Thyroxine
- Names: Other names O-(4-hydroxy-3,5-diiodophenyl)-3,5-diiodo-L-tyrosine, (-)-thyroxine, 3,3′,5,5′-tetraiodo-L-thyronine

Identifiers
- CAS Number: 51-48-9 l enantiomer; 300-30-1 DL;
- 3D model (JSmol): Interactive image;
- ChEBI: CHEBI:30660;
- ChEMBL: ChEMBL42115;
- ChemSpider: 830;
- EC Number: 206-088-9;
- PubChem CID: 853;
- UNII: QR0BV3BRIA;
- CompTox Dashboard (EPA): DTXSID0023662 ;

Properties
- Chemical formula: C_{15}H_{11}I_{4}NO_{4}
- Molar mass: 776.874 g·mol^{−1}
- Appearance: white solid
- Melting point: 235–236 °C (455–457 °F; 508–509 K)

= Thyroxine =

Thyroid hormone

Thyroxine, also known as tetraiodothyronine or T_{4}, is a hormone produced by the thyroid gland. It is the primary form of thyroid hormone found in the blood and acts as a prohormone of the more active thyroid hormone, triiodothyronine (T_{3}). Thyroxine and its active metabolites are essential for regulating metabolic rate, supporting heart and muscle function, promoting brain development, and maintaining bone health.

== Regulation ==

Thyroxine has a half-life of approximately one week and hence maintains relatively stable blood levels. Its production and release are controlled through a complex feedback loop involving the hypothalamus, pituitary gland, and thyroid gland. This regulatory system ensures that optimal hormone levels are maintained.

== Biosynthesis ==

Biosynthesis of thyroxine

Thyroxine biosynthesis is a multi-step process that occurs in follicular cells within the thyroid gland. The synthesis of thyroxine requires adequate iodine supply and appropriate hormonal control.

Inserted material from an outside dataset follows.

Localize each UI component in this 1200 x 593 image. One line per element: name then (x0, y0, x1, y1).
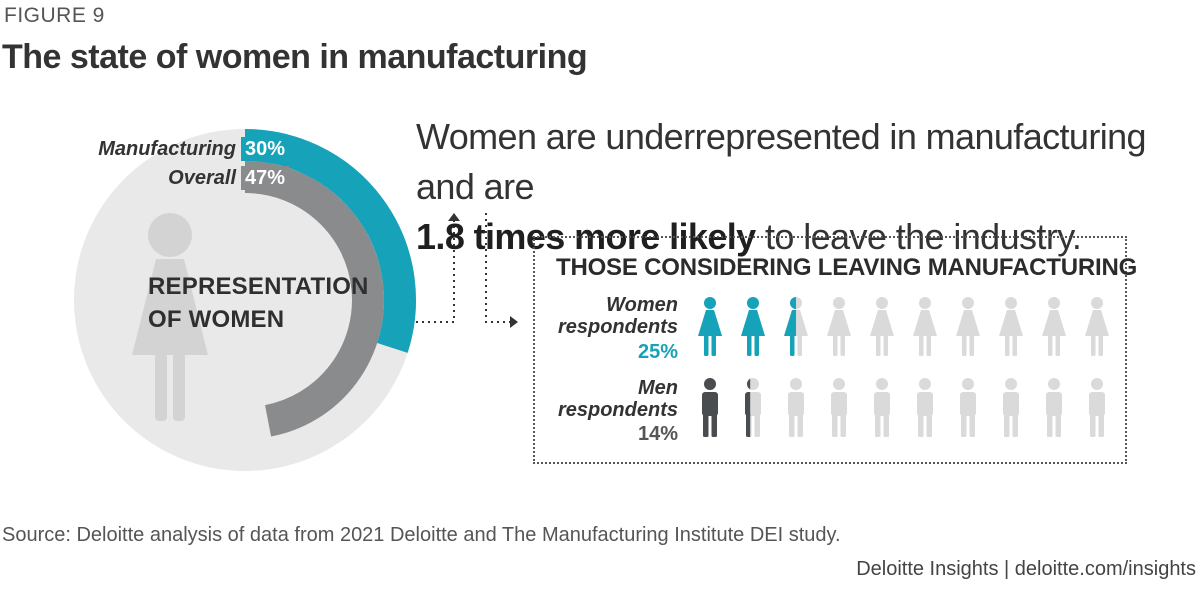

The process begins with the active uptake of iodide from the bloodstream by thyroid follicular cells through the sodium/iodide symporter (NIS) located in the basolateral membrane. Once inside the cell, iodide is transported to the follicular lumen, where it undergoes oxidation by the enzyme thyroid peroxidase (TPO) in the presence of hydrogen peroxide generated by the NADPH oxidase DUOX2. The oxidized iodine then iodinates tyrosyl residues of thyroglobulin (Tg), a glycoprotein synthesized by thyroid cells and stored in the follicular lumen. This process, known as organification, results in the formation of monoiodotyrosine (MIT) and diiodotyrosine (DIT) residues within the Tg molecule.

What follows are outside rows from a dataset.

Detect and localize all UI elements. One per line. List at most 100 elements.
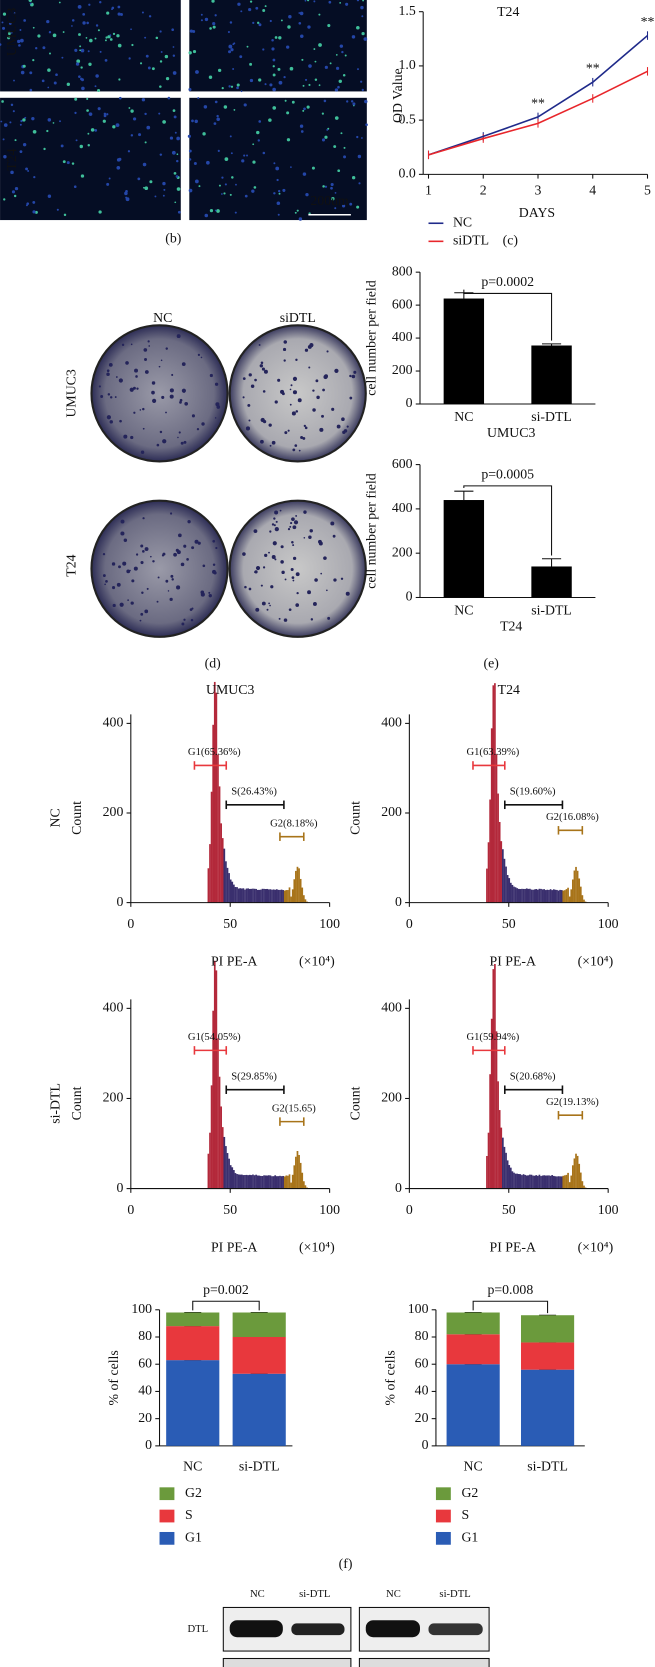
colony <box>142 550 145 553</box>
histogram-bin <box>228 873 230 903</box>
cell-dot <box>322 185 325 188</box>
cell-dot <box>286 111 290 115</box>
cell-dot <box>142 162 147 167</box>
colony <box>260 361 264 365</box>
cell-dot <box>258 23 262 27</box>
histogram-bin <box>279 1175 281 1189</box>
cell-dot <box>344 54 347 57</box>
cell-dot <box>112 125 116 129</box>
histogram-bin <box>502 849 504 903</box>
cell-dot <box>236 83 240 87</box>
colony <box>135 553 139 556</box>
y-tick-label: 200 <box>103 804 124 819</box>
colony <box>130 601 134 605</box>
colony <box>298 449 301 452</box>
colony <box>326 350 329 353</box>
cell-dot <box>144 141 147 144</box>
cell-dot <box>29 2 32 5</box>
cell-dot <box>340 132 343 135</box>
x-axis-label: UMUC3 <box>487 425 535 440</box>
histogram-bin <box>215 970 218 1189</box>
colony <box>269 604 271 607</box>
cell-dot <box>236 86 239 90</box>
cell-dot <box>289 66 294 71</box>
histogram-bin <box>549 1175 552 1189</box>
x-axis-label: PI PE-A <box>490 953 536 968</box>
cell-dot <box>211 0 215 3</box>
histogram-bin <box>533 889 536 903</box>
histogram-bin <box>258 1175 261 1189</box>
x-tick-label: NC <box>183 1458 202 1473</box>
histogram-bin <box>248 888 251 903</box>
histogram-bin <box>244 889 246 903</box>
cell-dot <box>272 58 276 62</box>
colony <box>215 402 220 407</box>
cell-dot <box>79 49 82 52</box>
histogram-bin <box>522 888 525 903</box>
cell-dot <box>177 210 181 214</box>
gate-label: G1(54.05%) <box>188 1032 241 1043</box>
histogram-bin <box>287 1175 289 1189</box>
colony <box>187 519 191 524</box>
cell-dot <box>0 43 2 46</box>
cell-dot <box>55 73 58 77</box>
cell-dot <box>172 71 177 75</box>
cell-dot <box>162 120 166 124</box>
histogram-bin <box>226 1153 229 1189</box>
colony <box>142 427 145 430</box>
histogram-bin <box>559 889 561 903</box>
colony <box>304 348 309 352</box>
colony <box>191 546 195 550</box>
gate-label: S(19.60%) <box>510 786 556 797</box>
histogram-bin <box>250 888 253 903</box>
plate <box>90 499 229 638</box>
y-tick-label: 0 <box>145 1437 152 1452</box>
histogram-bin <box>521 1175 523 1189</box>
histogram-bin <box>266 888 269 903</box>
colony <box>162 439 167 444</box>
histogram-bin <box>302 1181 305 1189</box>
cell-dot <box>271 47 275 51</box>
cell-dot <box>128 107 131 109</box>
colony <box>140 544 144 548</box>
histogram-bin <box>576 1155 579 1189</box>
histogram-bin <box>218 1076 221 1189</box>
colony <box>271 555 276 559</box>
cell-dot <box>327 23 331 28</box>
histogram-bin <box>295 1156 297 1189</box>
cell-dot <box>365 123 368 126</box>
cell-dot <box>97 88 101 93</box>
histogram-bin <box>255 888 257 903</box>
colony <box>102 574 106 577</box>
cell-dot <box>74 97 78 101</box>
histogram-bin <box>524 1174 526 1189</box>
cell-dot <box>214 209 217 212</box>
cell-dot <box>311 166 315 170</box>
y-tick-label: 0 <box>116 894 123 909</box>
colony <box>303 536 306 539</box>
cell-dot <box>269 19 272 23</box>
bar-segment <box>446 1312 500 1335</box>
cell-dot <box>10 170 14 175</box>
cell-dot <box>87 50 90 53</box>
cell-dot <box>169 136 174 140</box>
cell-dot <box>87 132 90 135</box>
histogram-bin <box>579 886 582 903</box>
row-label: UMUC3 <box>64 369 79 417</box>
cell-dot <box>337 85 340 89</box>
cell-dot <box>209 208 214 213</box>
cell-dot <box>206 160 210 165</box>
row-label: DTL <box>187 1624 208 1635</box>
row-label: T24 <box>4 148 19 170</box>
cell-dot <box>9 121 12 124</box>
legend-swatch <box>159 1487 175 1501</box>
cell-dot <box>349 202 353 206</box>
cell-dot <box>75 139 78 142</box>
x-unit: (×10⁴) <box>299 1239 335 1255</box>
cell-dot <box>104 39 107 42</box>
cell-dot <box>98 210 102 214</box>
cell-dot <box>221 86 224 90</box>
bar-segment <box>166 1360 220 1446</box>
cell-dot <box>172 46 175 48</box>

The final step in thyroxine synthesis involves the free radical mediated coupling of two DIT residues, catalyzed by TPO, to form T_{4} while still attached to the Tg backbone. When thyroid hormone is needed, Tg is internalized by thyrocytes, and proteolytic enzymes in lysosomes cleave the T_{4} from Tg, allowing for its release into the bloodstream. This intricate biosynthetic pathway is tightly regulated by thyroid-stimulating hormone (TSH) from the pituitary gland, which influences virtually every stage of thyroid hormone production.